IV Programa de Pós-Graduação em Modelos de Decisão e Saúde, Universidade Federal da Paraíba (UFPB), João Pessoa, PB, Brasil

Contato: carlaramoso@yahoo.com.br, diego_odonto77@yahoo.com.br, alineodontoufpb@yahoo.com.br, dossantosmayara@yahoo.com.br, thiago_ isidro@yahoo.com.br, anamvalenca@gmail.com

Autor correspondente:

 

 


 

RESUMO

Objetivo: Avaliar o pH, a concentração de Sólidos Solúveis Totais - SST (°Brix), a titrabilidade ácida, e o teor de cálcio e fosfato de três bebidas à base de soja, sabor maçã (AdeS®, Sollys®, AdeS Zero®), água mineral sem gás Água Schin® (controle negativo - CN) e de Coca-Cola® (controle positivo - CP), comercializadas na cidade de João Pessoa - Brasil. Materiais e Métodos: A avaliação do pH foi realizada mediante o uso de pHmetro digital e a do °Brix foi determinada por um refratômetro específico de campo. Para avaliação da titrabilidade ácida foi medida o momento de viragem do indicador fenolftaleína. O teor de cálcio foi mensurado a partir do uso de solução padrão de Ácido Etilenodiamino Tetra-Acético - EDTA (0,01 M) e sua reação com o cálcio na presença do indicador em meio alcalino. A quantificação de fosfato foi feita por meio de espectofotômetro. Para obtenção dos valores de pH, °Brix e titrabilidade ácida foram feitas três aferições, para o cálcio foram feitas duas (a média aritmética foi considerada como resultado final para estas aferições) e para o fosfato, uma aferição. Os resultados foram analisados descritivamente, Resultados: Os valores de pH variaram de 4,01 (Sollys®) a 4,25 (AdeS Zero®). Para os SST a variação obtida foi de 4,17°Brix (AdeS Zero®) a 8,00°Brix (AdeS®). A titrabilidade ácida variou de 5,87mg/100ml (AdeS®) a 7,7mg/100ml (Sollys®). Para a quantidade de cálcio e fosfato a variação foi de 25,55mg/100ml (AdeS®) a 98,15mg/100ml (Sollys®) e 24mg/100ml (AdeS®) a 49,5mg/100ml (Sollys®), respectivamente. Conclusões: As bebidas analisadas neste estudo revelaram-se potencialmente erosivas e cariogênicas.

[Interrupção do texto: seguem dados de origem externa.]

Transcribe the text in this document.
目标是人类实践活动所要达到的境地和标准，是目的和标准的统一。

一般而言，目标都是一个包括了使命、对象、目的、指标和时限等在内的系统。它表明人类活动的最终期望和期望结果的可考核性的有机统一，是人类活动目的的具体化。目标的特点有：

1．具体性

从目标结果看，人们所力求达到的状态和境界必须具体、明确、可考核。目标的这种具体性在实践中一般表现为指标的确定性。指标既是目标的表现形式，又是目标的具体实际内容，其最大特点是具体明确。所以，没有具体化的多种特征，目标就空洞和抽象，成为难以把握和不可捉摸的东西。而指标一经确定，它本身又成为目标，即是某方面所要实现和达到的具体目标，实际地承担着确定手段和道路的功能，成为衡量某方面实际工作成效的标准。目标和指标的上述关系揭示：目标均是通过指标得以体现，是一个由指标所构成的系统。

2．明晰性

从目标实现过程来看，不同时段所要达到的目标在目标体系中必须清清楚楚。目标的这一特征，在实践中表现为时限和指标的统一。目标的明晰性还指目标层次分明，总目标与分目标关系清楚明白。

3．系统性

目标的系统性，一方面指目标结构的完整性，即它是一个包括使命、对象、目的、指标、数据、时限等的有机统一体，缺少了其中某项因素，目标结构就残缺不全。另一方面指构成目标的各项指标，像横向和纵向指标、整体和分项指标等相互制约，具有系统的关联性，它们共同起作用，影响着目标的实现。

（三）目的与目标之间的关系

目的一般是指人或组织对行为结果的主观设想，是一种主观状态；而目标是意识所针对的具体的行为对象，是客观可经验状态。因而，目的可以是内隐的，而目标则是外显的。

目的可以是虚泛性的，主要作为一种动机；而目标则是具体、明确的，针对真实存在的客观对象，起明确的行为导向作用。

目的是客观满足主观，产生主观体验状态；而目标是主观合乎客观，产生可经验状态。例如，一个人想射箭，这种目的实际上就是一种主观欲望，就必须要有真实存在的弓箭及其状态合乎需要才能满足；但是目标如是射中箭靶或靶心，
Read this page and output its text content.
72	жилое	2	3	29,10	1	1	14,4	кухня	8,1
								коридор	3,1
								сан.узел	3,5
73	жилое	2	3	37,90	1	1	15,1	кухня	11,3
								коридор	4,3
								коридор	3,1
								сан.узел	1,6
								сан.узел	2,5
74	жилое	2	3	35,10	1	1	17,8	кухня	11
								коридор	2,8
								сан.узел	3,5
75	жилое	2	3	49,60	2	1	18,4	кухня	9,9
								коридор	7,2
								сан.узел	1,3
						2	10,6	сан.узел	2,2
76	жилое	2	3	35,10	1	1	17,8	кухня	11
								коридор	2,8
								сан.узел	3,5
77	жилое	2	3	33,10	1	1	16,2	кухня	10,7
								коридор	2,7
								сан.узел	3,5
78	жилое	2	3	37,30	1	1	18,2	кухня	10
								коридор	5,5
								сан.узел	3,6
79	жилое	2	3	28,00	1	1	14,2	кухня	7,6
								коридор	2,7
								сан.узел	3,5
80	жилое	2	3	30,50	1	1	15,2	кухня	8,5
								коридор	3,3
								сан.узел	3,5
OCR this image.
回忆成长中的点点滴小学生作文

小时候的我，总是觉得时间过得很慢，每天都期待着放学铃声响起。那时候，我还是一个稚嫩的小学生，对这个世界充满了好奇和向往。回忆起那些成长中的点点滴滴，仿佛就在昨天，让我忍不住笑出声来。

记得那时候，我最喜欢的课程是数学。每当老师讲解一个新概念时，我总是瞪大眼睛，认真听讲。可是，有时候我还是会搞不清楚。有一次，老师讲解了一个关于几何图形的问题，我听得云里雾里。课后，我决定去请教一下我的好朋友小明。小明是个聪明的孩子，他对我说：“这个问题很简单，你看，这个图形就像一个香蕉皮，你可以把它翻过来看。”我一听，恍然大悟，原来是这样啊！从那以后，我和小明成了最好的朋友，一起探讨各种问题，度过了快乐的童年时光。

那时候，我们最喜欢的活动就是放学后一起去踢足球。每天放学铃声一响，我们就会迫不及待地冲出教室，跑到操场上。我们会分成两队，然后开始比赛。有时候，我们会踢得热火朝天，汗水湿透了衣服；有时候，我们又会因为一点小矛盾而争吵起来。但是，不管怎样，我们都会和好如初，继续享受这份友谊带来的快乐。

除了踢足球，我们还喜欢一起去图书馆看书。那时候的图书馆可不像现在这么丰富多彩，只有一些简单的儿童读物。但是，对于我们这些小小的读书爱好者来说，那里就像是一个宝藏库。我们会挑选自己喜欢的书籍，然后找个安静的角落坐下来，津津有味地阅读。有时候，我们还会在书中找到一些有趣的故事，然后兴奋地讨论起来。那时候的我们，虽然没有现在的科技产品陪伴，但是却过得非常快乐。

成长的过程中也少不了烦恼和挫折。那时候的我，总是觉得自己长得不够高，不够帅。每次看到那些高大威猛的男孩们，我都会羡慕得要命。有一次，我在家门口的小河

Descritores: Dieta. Ingestão de líquidos. Cárie dentária. Erosão dentária.


 

ABSTRACT

Aim: To evaluate the pH, amount of Total Soluble Solids (TSS), acid titrability, calcium, and phosphate of three apple flavored soy beverages (AdeS®, Sollys®, AdeS Zero®), Água Schin® mineral water (negative control - NC), and Coca-Cola® (positive control - PC), commercialized in the city of João Pessoa, Brazil. Materials and Methods: The evaluation of pH was performed using a digital pH meter, while the quantification of Total Soluble Solids or °Brix was carried using a specific field refractometer. To evaluate the acid titrability, the indicator of the phenolphthalein turning point was measured. Calcium content was measured using a standard solution of Ethylenediamine Tetraacetic Acid - EDTA (0.01 M) and its reaction with the calcium when the indicator was present in the alkaline medium. The amount of phosphate was determined by means of a spectrophotometer. To obtain the values of pH, acid titrability and °Brix, three measurements were performed: two for calcium (the arithmetic mean was considered as the final result of these measurements) and one for phosphate. Data were evaluated by means of a descriptive analysis. Results: The pH varied from 4.01 (Sollys®) to 4.25 (AdeS Zero®). The TSS varied from 4.17 °Brix (AdeS Zero®) to 8.00 °Brix (AdeS®). The acid titrabilily ranged from 5.87 mg/100ml (AdeS®) to 7.7 mg/100 ml (Sollys®). The amount of calcium and phosphate ranged from 25.55 mg/100ml (AdeS®) to 98.15 mg/100ml (Sollys®), and from 24mg/100ml (AdeS®) to 49.5 mg/100 ml (Sollys®), respectively. Conclusion: The beverages analyzed in this study were potentially erosive and cariogenic.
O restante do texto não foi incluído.